Assim, não adianta dizer que algo é mais ou menos verdadeiro pelo conforto que nos dá. Até porque, em quase todos os casos, o que nos dá conforto é aquilo que aprendemos que nos dá conforto. Em suma, as nossas formas mais comuns de apaziguamento mental são exatamente aquelas que nos ensinaram desde sempre. Talvez por limitação de remédios, ou ainda por realmente funcionarem, estatisticamente.

Só que não queremos acreditar por acreditar. Sabemos, bem no fundo, que a fé cega é tão fraca quanto fazem parecer os mais céticos. Queremos justificar nossas ações; não parecer um bando de idiotas arrebanhados em uma brincadeira de fazer o que um mestre manda. Eis todo o arcabouço basilar do nosso autoengano: a vontade de que algo seja verdadeiro e a falsa noção de causalidade.

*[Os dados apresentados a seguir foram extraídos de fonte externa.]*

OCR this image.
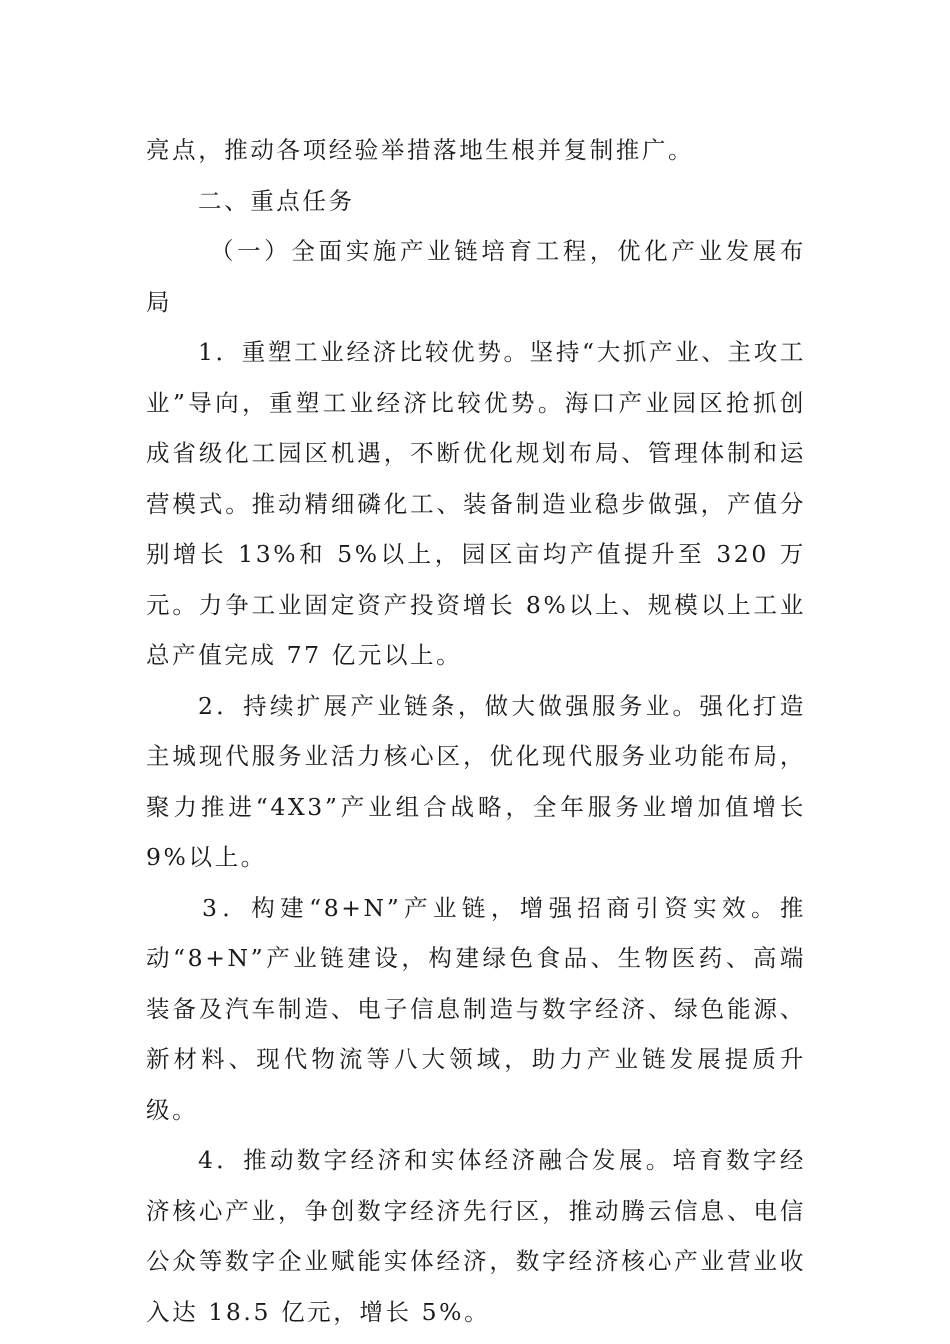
亮点，推动各项经验举措落地生根并复制推广。

二、重点任务

（一）全面实施产业链培育工程，优化产业发展布局

1．重塑工业经济比较优势。坚持“大抓产业、主攻工业”导向，重塑工业经济比较优势。海口产业园区抢抓创成省级化工园区机遇，不断优化规划布局、管理体制和运营模式。推动精细磷化工、装备制造业稳步做强，产值分别增长 13%和 5%以上，园区亩均产值提升至 320 万元。力争工业固定资产投资增长 8%以上、规模以上工业总产值完成 77 亿元以上。

2．持续扩展产业链条，做大做强服务业。强化打造主城现代服务业活力核心区，优化现代服务业功能布局，聚力推进“4X3”产业组合战略，全年服务业增加值增长 9%以上。

3．构建“8+N”产业链，增强招商引资实效。推动“8+N”产业链建设，构建绿色食品、生物医药、高端装备及汽车制造、电子信息制造与数字经济、绿色能源、新材料、现代物流等八大领域，助力产业链发展提质升级。

4．推动数字经济和实体经济融合发展。培育数字经济核心产业，争创数字经济先行区，推动腾云信息、电信公众等数字企业赋能实体经济，数字经济核心产业营业收入达 18.5 亿元，增长 5%。
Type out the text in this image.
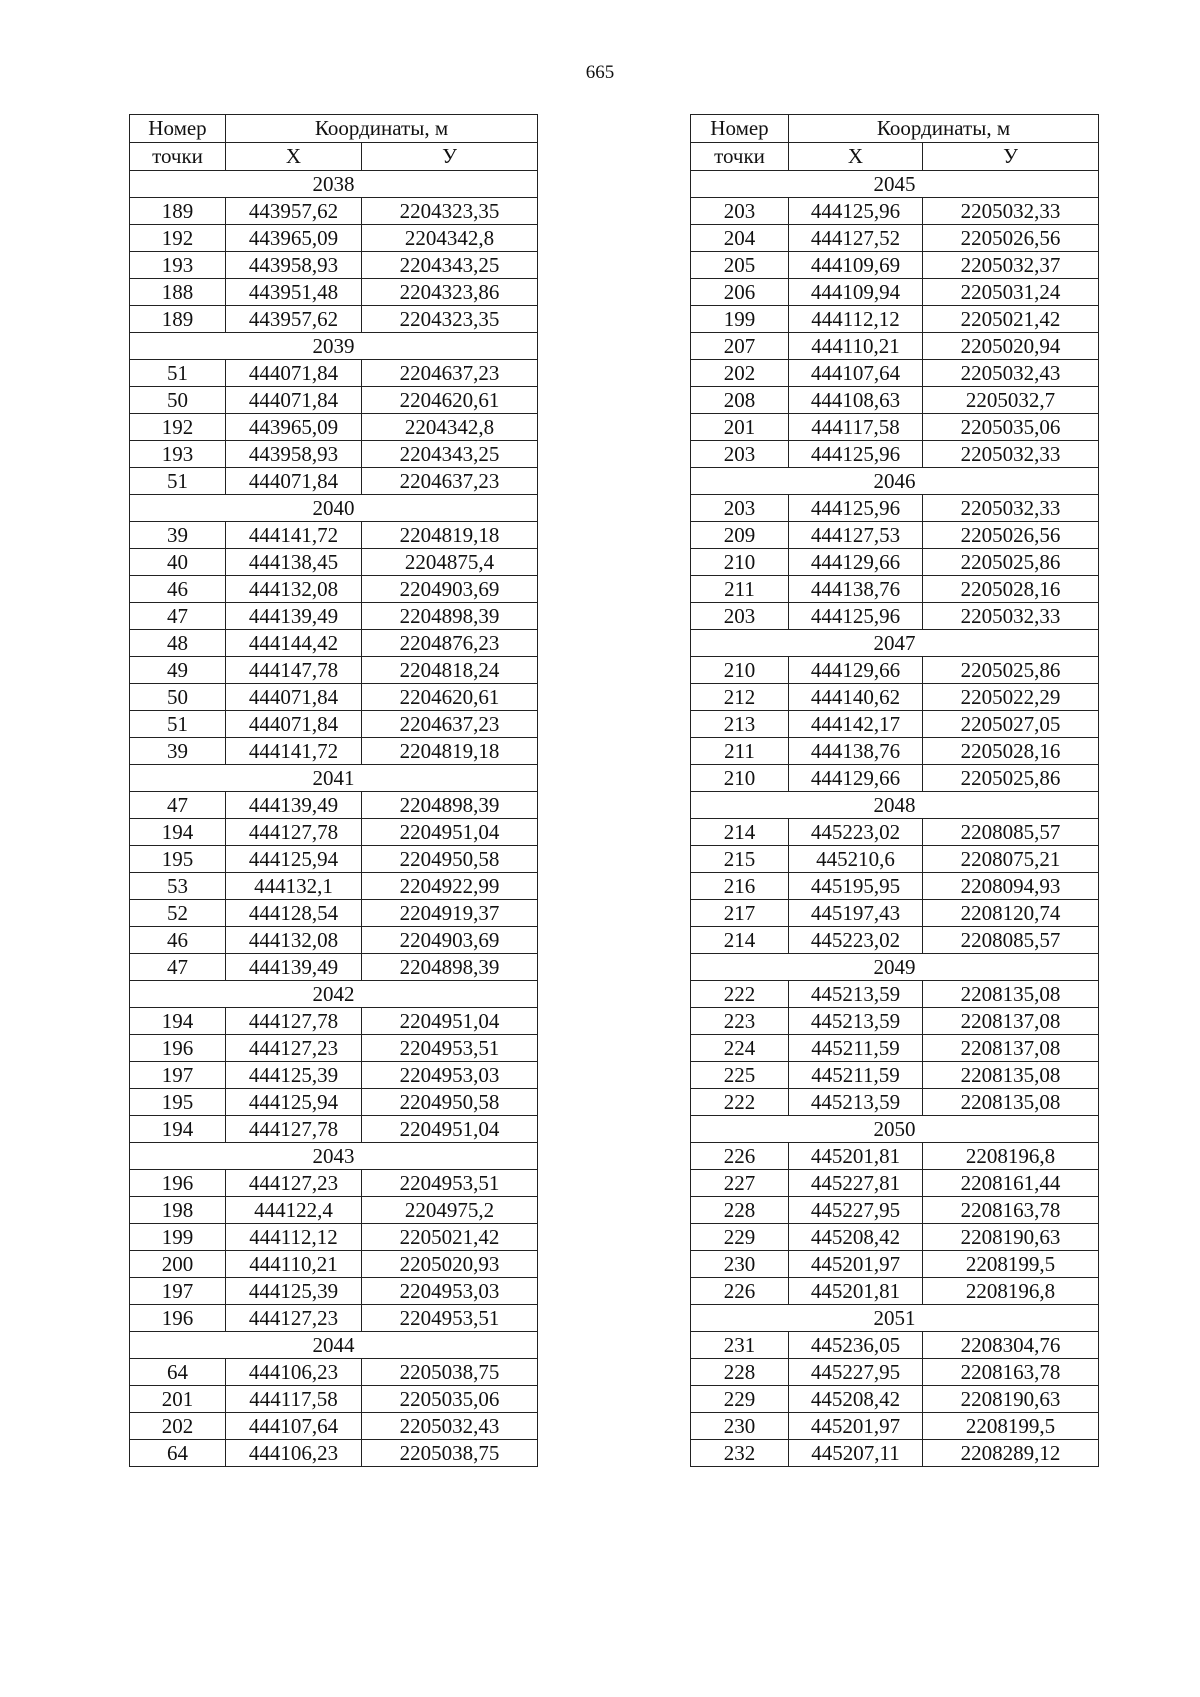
665
Номер	Координаты, м	
точки	X	У
2038		
189	443957,62	2204323,35
192	443965,09	2204342,8
193	443958,93	2204343,25
188	443951,48	2204323,86
189	443957,62	2204323,35
2039		
51	444071,84	2204637,23
50	444071,84	2204620,61
192	443965,09	2204342,8
193	443958,93	2204343,25
51	444071,84	2204637,23
2040		
39	444141,72	2204819,18
40	444138,45	2204875,4
46	444132,08	2204903,69
47	444139,49	2204898,39
48	444144,42	2204876,23
49	444147,78	2204818,24
50	444071,84	2204620,61
51	444071,84	2204637,23
39	444141,72	2204819,18
2041		
47	444139,49	2204898,39
194	444127,78	2204951,04
195	444125,94	2204950,58
53	444132,1	2204922,99
52	444128,54	2204919,37
46	444132,08	2204903,69
47	444139,49	2204898,39
2042		
194	444127,78	2204951,04
196	444127,23	2204953,51
197	444125,39	2204953,03
195	444125,94	2204950,58
194	444127,78	2204951,04
2043		
196	444127,23	2204953,51
198	444122,4	2204975,2
199	444112,12	2205021,42
200	444110,21	2205020,93
197	444125,39	2204953,03
196	444127,23	2204953,51
2044		
64	444106,23	2205038,75
201	444117,58	2205035,06
202	444107,64	2205032,43
64	444106,23	2205038,75
Номер	Координаты, м	
точки	X	У
2045		
203	444125,96	2205032,33
204	444127,52	2205026,56
205	444109,69	2205032,37
206	444109,94	2205031,24
199	444112,12	2205021,42
207	444110,21	2205020,94
202	444107,64	2205032,43
208	444108,63	2205032,7
201	444117,58	2205035,06
203	444125,96	2205032,33
2046		
203	444125,96	2205032,33
209	444127,53	2205026,56
210	444129,66	2205025,86
211	444138,76	2205028,16
203	444125,96	2205032,33
2047		
210	444129,66	2205025,86
212	444140,62	2205022,29
213	444142,17	2205027,05
211	444138,76	2205028,16
210	444129,66	2205025,86
2048		
214	445223,02	2208085,57
215	445210,6	2208075,21
216	445195,95	2208094,93
217	445197,43	2208120,74
214	445223,02	2208085,57
2049		
222	445213,59	2208135,08
223	445213,59	2208137,08
224	445211,59	2208137,08
225	445211,59	2208135,08
222	445213,59	2208135,08
2050		
226	445201,81	2208196,8
227	445227,81	2208161,44
228	445227,95	2208163,78
229	445208,42	2208190,63
230	445201,97	2208199,5
226	445201,81	2208196,8
2051		
231	445236,05	2208304,76
228	445227,95	2208163,78
229	445208,42	2208190,63
230	445201,97	2208199,5
232	445207,11	2208289,12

A vontade faz com que partamos da conclusão para a sua justificação e a falsa noção de causalidade nos dá certezas superficiais, mas fortes o bastante para satisfazer o nosso intento: sentirmos conforto em continuar fazendo o que fazemos.

Aos pirrônicos, cabe a máxima de que, em última análise, nenhuma relação causal pode, em campo aberto, ser conclusivamente provada ou refutada. Esquecem-se de adicionar que uma relação observada diversas vezes consecutivas e independentes goza de uma presunção maior do que aquela que só aconteceu uma vez, mais passível de explicação por coincidência ou relação de temporalidade.

Esquecem-se principalmente quando adotam “verdades” do segundo tipo e detonam as do primeiro. Mas não atirai pedras pois fazeis o mesmo. Qual, então, a saída para uma espécie cujo conforto depende, necessariamente, de algumas – ou várias – mentiras, ficções ou ilusões? Aparentemente, nenhuma.

Não há nenhuma sanção externa a comportamentos hipócritas. Se a sociedade decide puni-los é para que a hipocrisia se mantenha em um nível controlado. Se, por outro lado, a sanção for moral, cabe ao dono da consciência pesada buscar meios para que seu senso de verdade e justiça corresponda a suas ações e sua busca por conhecimento. Em outras palavras, que a relação entre praticidade e correspondência real seja a maior possível.